With time comes perspective, and the mixture of politics and dramatic audacity that made Peter Weiss's Marat/Sade so shocking originally is unlikely to cause similar reactions today. However, under the direction of Fred Newman, the Castillo Theatre Company presented a stunning theatrical experience that paid homage to the piece and exploded with dramatic intensity of its own.
The play is thick with ideas that are still morally valid, even if they no longer new. This presentation was highly stylized, but after all, these are the inmates of the asylum of Charenton who are performing the story of the persecution and assassination of Jean-Paul Marat. Marat's politics don't get much play these days, but this Marat/Sade, for all its huffing and puffing, isn't really about that anyway. It's about the glories of theatre.
When Coulmier, the asylum director (Roger Grunwald), welcomes the real audience, it becomes apparent that the play will function as a commentary on theatre, and a damning one at that. The inmate who plays Charlotte Corday (Gabrielle Kurlander) has narcolepsy and melancholia and goes through most of her actions half-asleep. De Sade (Dave DeChristopher), as playwright and director, has several hidden agendas, and Coulmier functions as critic and censor, trying to keep everything in circumscribed boundaries. "We want our revolution now!" the people cry. "The revolution came and went" the Herald (David Nackman) intones. How like theatre, how like life.

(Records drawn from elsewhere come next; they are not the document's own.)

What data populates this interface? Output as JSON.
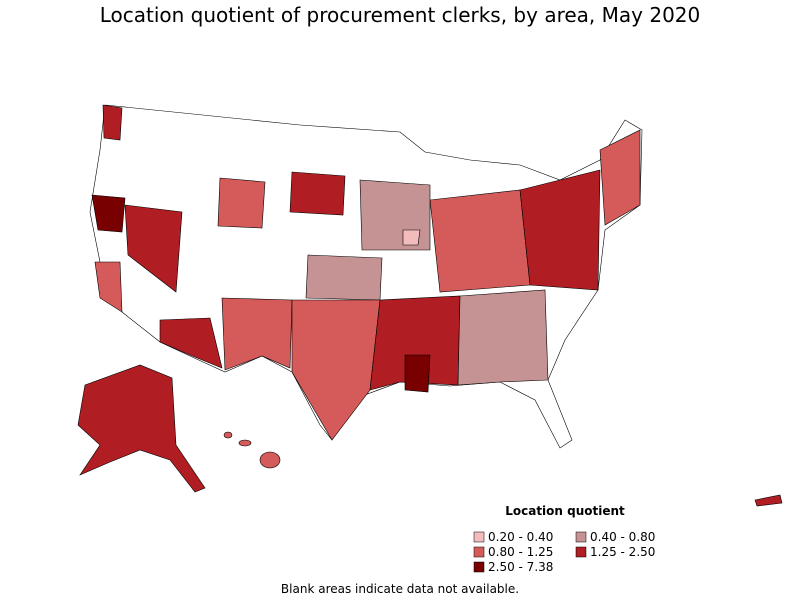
{
  "title": "Location quotient of procurement clerks, by area, May 2020",
  "legend": {
    "title": "Location quotient",
    "items": [
      {
        "label": "0.20 - 0.40",
        "color": "#f3bcbc"
      },
      {
        "label": "0.40 - 0.80",
        "color": "#c59393"
      },
      {
        "label": "0.80 - 1.25",
        "color": "#d55a5a"
      },
      {
        "label": "1.25 - 2.50",
        "color": "#b01e23"
      },
      {
        "label": "2.50 - 7.38",
        "color": "#780000"
      }
    ]
  },
  "note": "Blank areas indicate data not available."
}
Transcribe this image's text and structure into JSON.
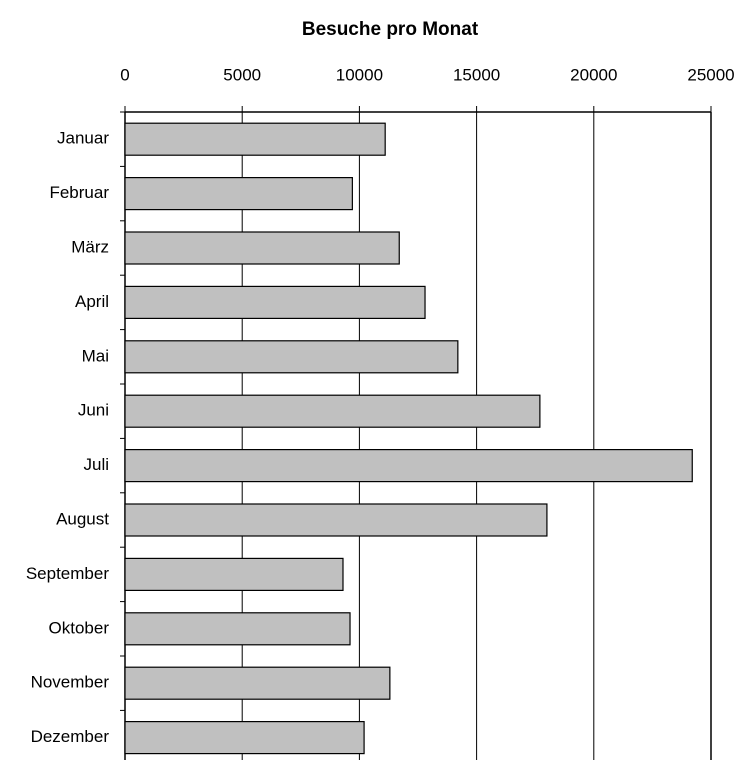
{
  "chart_data": {
    "type": "bar",
    "orientation": "horizontal",
    "title": "Besuche pro Monat",
    "categories": [
      "Januar",
      "Februar",
      "März",
      "April",
      "Mai",
      "Juni",
      "Juli",
      "August",
      "September",
      "Oktober",
      "November",
      "Dezember"
    ],
    "values": [
      11100,
      9700,
      11700,
      12800,
      14200,
      17700,
      24200,
      18000,
      9300,
      9600,
      11300,
      10200
    ],
    "color": "#c0c0c0",
    "xlim": [
      0,
      25000
    ],
    "xticks": [
      0,
      5000,
      10000,
      15000,
      20000,
      25000
    ],
    "grid": true
  }
}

Hosannas to each member of the cast, whose intense concentration never flagged. Simply acting madness is easy, but this was triple duty. Even if some of them could have been better-spoken, or if occasionally one lost track of who was ranting about what, the performance was never less than fascinating to watch. Three, no, five things always seemed to be happening at once, but the action was not diffuse, and only a stage could hold it all. This was underscored by the presence of two towers with video screens showing a stylized version of the very play we were seeing, cold and lifeless compared to the rich vibrancy surrounding it. The towers, the bathtub (production design by Sheila Goloborotko), the ragged costumes (by Charlotte and L. Thecla Farrell) were all in shades of blood (or jungle) red, which augmented the players' screams of pain.
And to top it all off, this play about class warfare, religion, politics, the nature of man, art, sex (all of which get the shaft in extraordinarily artful ways courtesy director Newman) is actually a musical. Ellen Korner was a wondrous presence and in terrific voice, and when Kurlander awoke to sing she was resplendent. There was nearly continuous music (musical direction by Dan Belmont), and just as much to listen to as to watch.
So much here was symbolic, but the best metaphor was the block of ice suspended from a net over Marat's bathtub, continually melting, dripping, the inexorable progression of time, the ticking of a clock. Perfect.
Also with Jeremy Black, Madelyn Chapman, Anthony Craig, Christina DiChiara, Bill Dickey, Nancy Hanks, Kenneth Hughes, Lisa Linnen, Cecilia Salvatierra, Zenobia Shroff, Jamel Thigpen, Emmitt H. Thrower, Tom Vasiliades, Vicky Wallace.